For most of the 60,000 or so Marylanders affected by the tax each year, the bite isn't that big. But it can be a pain anyway. "It's the estate taxes that take the big bite," said Darrel Drown, a Howard County financial planner. "But people complain about it. They're upset by the whole gamut."
Still, supporters of abolishing the inheritance tax note that the state's death taxes pinch the wealthy as well as those who are less well off. "There are a lot of people in my district who are impacted by this tax. I've looked at it and talked to people in my county, and it's something that people are concerned about," said Del. Obie Patterson (D-Prince George's).
But some note that there are other taxes lawmakers could look at cutting if their goal is to reduce the burden on most citizens. "There are a lot of other taxes that hit ordinary Marylanders a lot harder and a lot more frequently," said Robert McIntyre, director of the Washington-based Citizens for Tax Justice.

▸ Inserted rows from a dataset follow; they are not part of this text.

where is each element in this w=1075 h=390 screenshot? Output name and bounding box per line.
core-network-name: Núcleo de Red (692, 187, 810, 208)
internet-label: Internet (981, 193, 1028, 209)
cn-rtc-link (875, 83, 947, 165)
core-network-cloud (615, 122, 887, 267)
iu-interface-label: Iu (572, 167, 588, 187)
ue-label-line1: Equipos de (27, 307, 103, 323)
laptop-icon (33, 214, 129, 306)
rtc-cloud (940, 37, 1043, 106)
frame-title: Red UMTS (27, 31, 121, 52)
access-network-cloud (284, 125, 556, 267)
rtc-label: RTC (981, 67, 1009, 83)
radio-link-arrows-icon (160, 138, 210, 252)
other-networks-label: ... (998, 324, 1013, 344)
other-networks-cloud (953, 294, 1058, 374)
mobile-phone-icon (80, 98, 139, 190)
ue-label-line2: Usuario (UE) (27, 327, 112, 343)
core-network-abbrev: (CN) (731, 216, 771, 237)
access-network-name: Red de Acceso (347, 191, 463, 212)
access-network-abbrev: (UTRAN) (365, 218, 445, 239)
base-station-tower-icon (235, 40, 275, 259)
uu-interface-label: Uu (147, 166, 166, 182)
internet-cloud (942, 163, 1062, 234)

Patterson has resubmitted a bill to abolish the tax for the upcoming session, and state Sen. Thomas L. Bromwell (D-Baltimore County), the Finance Committee chairman, is sponsoring similar legislation in the Senate.
State legislative analysts projected that the net cost to the state would be about $52 million in lost revenue should a full repeal of the tax be approved, yet supporters said the actual cost will be lower because the state no longer will have to pay the administrative costs of collecting the tax.